The right to repeat performance is a consumer right of remedy created under section 55 of the UK Consumer Rights Act 2015, which provides for a new right for a consumer to require a trader to perform a service again, if the trader is in breach of the agreed services contract or its implied terms, or to perform again such part of the service as is necessary in order to conform with the contract.

This right was created alongside a right to price reduction. The right to repeat performance takes priority unless performance cannot be repeated. A trader in breach of a services contract is obliged to repeat its performance within a reasonable time and without significant inconvenience to the consumer, and to bear any necessary costs in doing so.

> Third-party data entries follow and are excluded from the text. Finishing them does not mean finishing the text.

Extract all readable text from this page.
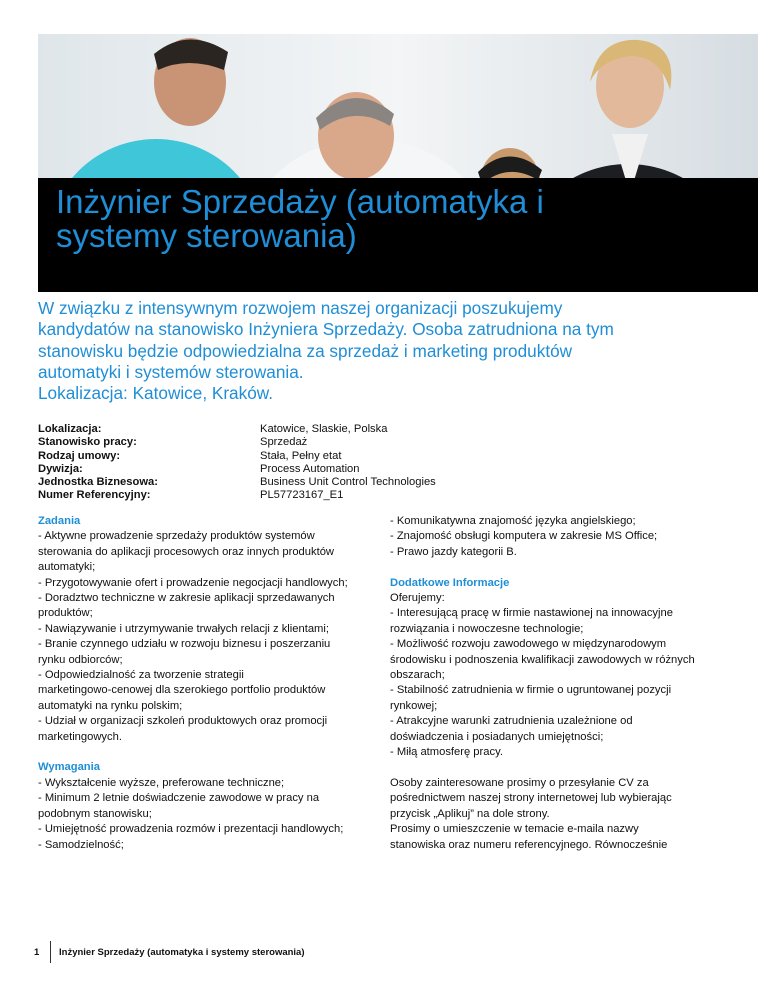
Inżynier Sprzedaży (automatyka i
systemy sterowania)
W związku z intensywnym rozwojem naszej organizacji poszukujemy
kandydatów na stanowisko Inżyniera Sprzedaży. Osoba zatrudniona na tym
stanowisku będzie odpowiedzialna za sprzedaż i marketing produktów
automatyki i systemów sterowania.
Lokalizacja: Katowice, Kraków.
Lokalizacja:	Katowice, Slaskie, Polska
Stanowisko pracy:	Sprzedaż
Rodzaj umowy:	Stała, Pełny etat
Dywizja:	Process Automation
Jednostka Biznesowa:	Business Unit Control Technologies
Numer Referencyjny:	PL57723167_E1
Zadania
- Aktywne prowadzenie sprzedaży produktów systemów
sterowania do aplikacji procesowych oraz innych produktów
automatyki;
- Przygotowywanie ofert i prowadzenie negocjacji handlowych;
- Doradztwo techniczne w zakresie aplikacji sprzedawanych
produktów;
- Nawiązywanie i utrzymywanie trwałych relacji z klientami;
- Branie czynnego udziału w rozwoju biznesu i poszerzaniu
rynku odbiorców;
- Odpowiedzialność za tworzenie strategii
marketingowo-cenowej dla szerokiego portfolio produktów
automatyki na rynku polskim;
- Udział w organizacji szkoleń produktowych oraz promocji
marketingowych.
Wymagania
- Wykształcenie wyższe, preferowane techniczne;
- Minimum 2 letnie doświadczenie zawodowe w pracy na
podobnym stanowisku;
- Umiejętność prowadzenia rozmów i prezentacji handlowych;
- Samodzielność;
- Komunikatywna znajomość języka angielskiego;
- Znajomość obsługi komputera w zakresie MS Office;
- Prawo jazdy kategorii B.
Dodatkowe Informacje
Oferujemy:
- Interesującą pracę w firmie nastawionej na innowacyjne
rozwiązania i nowoczesne technologie;
- Możliwość rozwoju zawodowego w międzynarodowym
środowisku i podnoszenia kwalifikacji zawodowych w różnych
obszarach;
- Stabilność zatrudnienia w firmie o ugruntowanej pozycji
rynkowej;
- Atrakcyjne warunki zatrudnienia uzależnione od
doświadczenia i posiadanych umiejętności;
- Miłą atmosferę pracy.
Osoby zainteresowane prosimy o przesyłanie CV za
pośrednictwem naszej strony internetowej lub wybierając
przycisk „Aplikuj” na dole strony.
Prosimy o umieszczenie w temacie e-maila nazwy
stanowiska oraz numeru referencyjnego. Równocześnie
1	Inżynier Sprzedaży (automatyka i systemy sterowania)
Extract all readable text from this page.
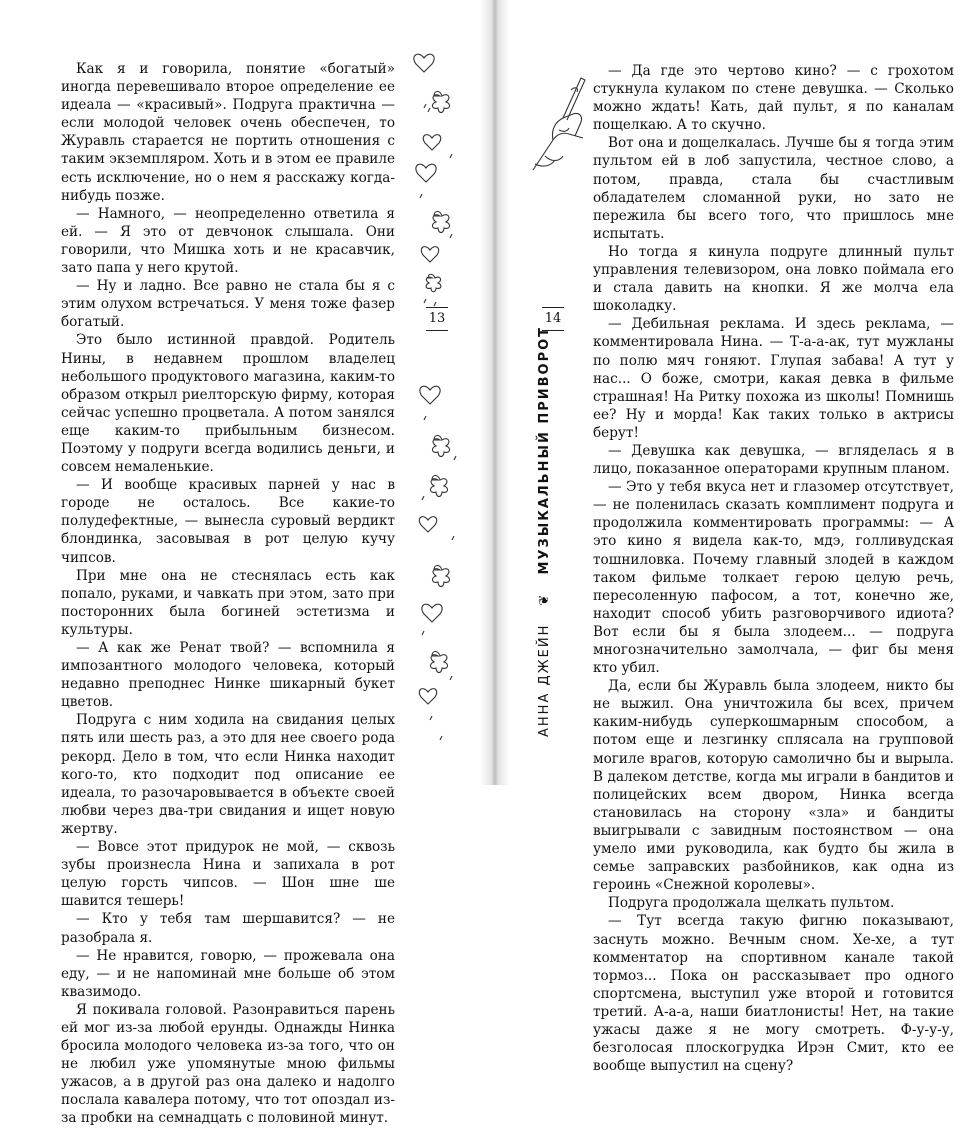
Как я и говорила, понятие «богатый» иногда перевешивало второе определение ее идеала — «красивый». Подруга практична — если молодой человек очень обеспечен, то Журавль старается не портить отношения с таким экземпляром. Хоть и в этом ее правиле есть исключение, но о нем я расскажу когда-нибудь позже.

— Намного, — неопределенно ответила я ей. — Я это от девчонок слышала. Они говорили, что Мишка хоть и не красавчик, зато папа у него крутой.

— Ну и ладно. Все равно не стала бы я с этим олухом встречаться. У меня тоже фазер богатый.

Это было истинной правдой. Родитель Нины, в недавнем прошлом владелец небольшого продуктового магазина, каким-то образом открыл риелторскую фирму, которая сейчас успешно процветала. А потом занялся еще каким-то прибыльным бизнесом. Поэтому у подруги всегда водились деньги, и совсем немаленькие.

— И вообще красивых парней у нас в городе не осталось. Все какие-то полудефектные, — вынесла суровый вердикт блондинка, засовывая в рот целую кучу чипсов.

При мне она не стеснялась есть как попало, руками, и чавкать при этом, зато при посторонних была богиней эстетизма и культуры.

— А как же Ренат твой? — вспомнила я импозантного молодого человека, который недавно преподнес Нинке шикарный букет цветов.

Подруга с ним ходила на свидания целых пять или шесть раз, а это для нее своего рода рекорд. Дело в том, что если Нинка находит кого-то, кто подходит под описание ее идеала, то разочаровывается в объекте своей любви через два-три свидания и ищет новую жертву.

— Вовсе этот придурок не мой, — сквозь зубы произнесла Нина и запихала в рот целую горсть чипсов. — Шон шне ше шавится тешерь!

— Кто у тебя там шершавится? — не разобрала я.

— Не нравится, говорю, — прожевала она еду, — и не напоминай мне больше об этом квазимодо.

Я покивала головой. Разонравиться парень ей мог из-за любой ерунды. Однажды Нинка бросила молодого человека из-за того, что он не любил уже упомянутые мною фильмы ужасов, а в другой раз она далеко и надолго послала кавалера потому, что тот опоздал из-за пробки на семнадцать с половиной минут.

13	14
АННА ДЖЕЙН ❦ МУЗЫКАЛЬНЫЙ ПРИВОРОТ

— Да где это чертово кино? — с грохотом стукнула кулаком по стене девушка. — Сколько можно ждать! Кать, дай пульт, я по каналам пощелкаю. А то скучно.

Вот она и дощелкалась. Лучше бы я тогда этим пультом ей в лоб запустила, честное слово, а потом, правда, стала бы счастливым обладателем сломанной руки, но зато не пережила бы всего того, что пришлось мне испытать.

Но тогда я кинула подруге длинный пульт управления телевизором, она ловко поймала его и стала давить на кнопки. Я же молча ела шоколадку.

— Дебильная реклама. И здесь реклама, — комментировала Нина. — Т-а-а-ак, тут мужланы по полю мяч гоняют. Глупая забава! А тут у нас... О боже, смотри, какая девка в фильме страшная! На Ритку похожа из школы! Помнишь ее? Ну и морда! Как таких только в актрисы берут!

— Девушка как девушка, — вгляделась я в лицо, показанное операторами крупным планом.

— Это у тебя вкуса нет и глазомер отсутствует, — не поленилась сказать комплимент подруга и продолжила комментировать программы: — А это кино я видела как-то, мдэ, голливудская тошниловка. Почему главный злодей в каждом таком фильме толкает герою целую речь, пересоленную пафосом, а тот, конечно же, находит способ убить разговорчивого идиота? Вот если бы я была злодеем... — подруга многозначительно замолчала, — фиг бы меня кто убил.

Да, если бы Журавль была злодеем, никто бы не выжил. Она уничтожила бы всех, причем каким-нибудь суперкошмарным способом, а потом еще и лезгинку сплясала на групповой могиле врагов, которую самолично бы и вырыла. В далеком детстве, когда мы играли в бандитов и полицейских всем двором, Нинка всегда становилась на сторону «зла» и бандиты выигрывали с завидным постоянством — она умело ими руководила, как будто бы жила в семье заправских разбойников, как одна из героинь «Снежной королевы».

Подруга продолжала щелкать пультом.

— Тут всегда такую фигню показывают, заснуть можно. Вечным сном. Хе-хе, а тут комментатор на спортивном канале такой тормоз... Пока он рассказывает про одного спортсмена, выступил уже второй и готовится третий. А-а-а, наши биатлонисты! Нет, на такие ужасы даже я не могу смотреть. Ф-у-у-у, безголосая плоскогрудка Ирэн Смит, кто ее вообще выпустил на сцену?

It is possible to agree a contract which excludes the possibility of repeat performance.

This part of the Consumer Rights Act came into effect on 1 October 2015.

In debate in the House of Commons' Public Bill Committee, an amendment was proposed by Stella Creasy MP, shadow minister for Business, Innovation and Skills:

"Where the quality of provision of services has been deemed to be hazardous or so poor as to cause the consumer to reasonably lose confidence in the trader’s ability to provide services which they would wish to purchase, the consumer may refuse a repeat performance and exercise their right to price reduction...."

This amendment was withdrawn on assurances that existing common law and statutory remedies provide protection for consumers from traders who would unnecessarily endanger their personal safety, and especially that consumers would not be obliged to allow them back into their homes ever again if they do not feel happy with that.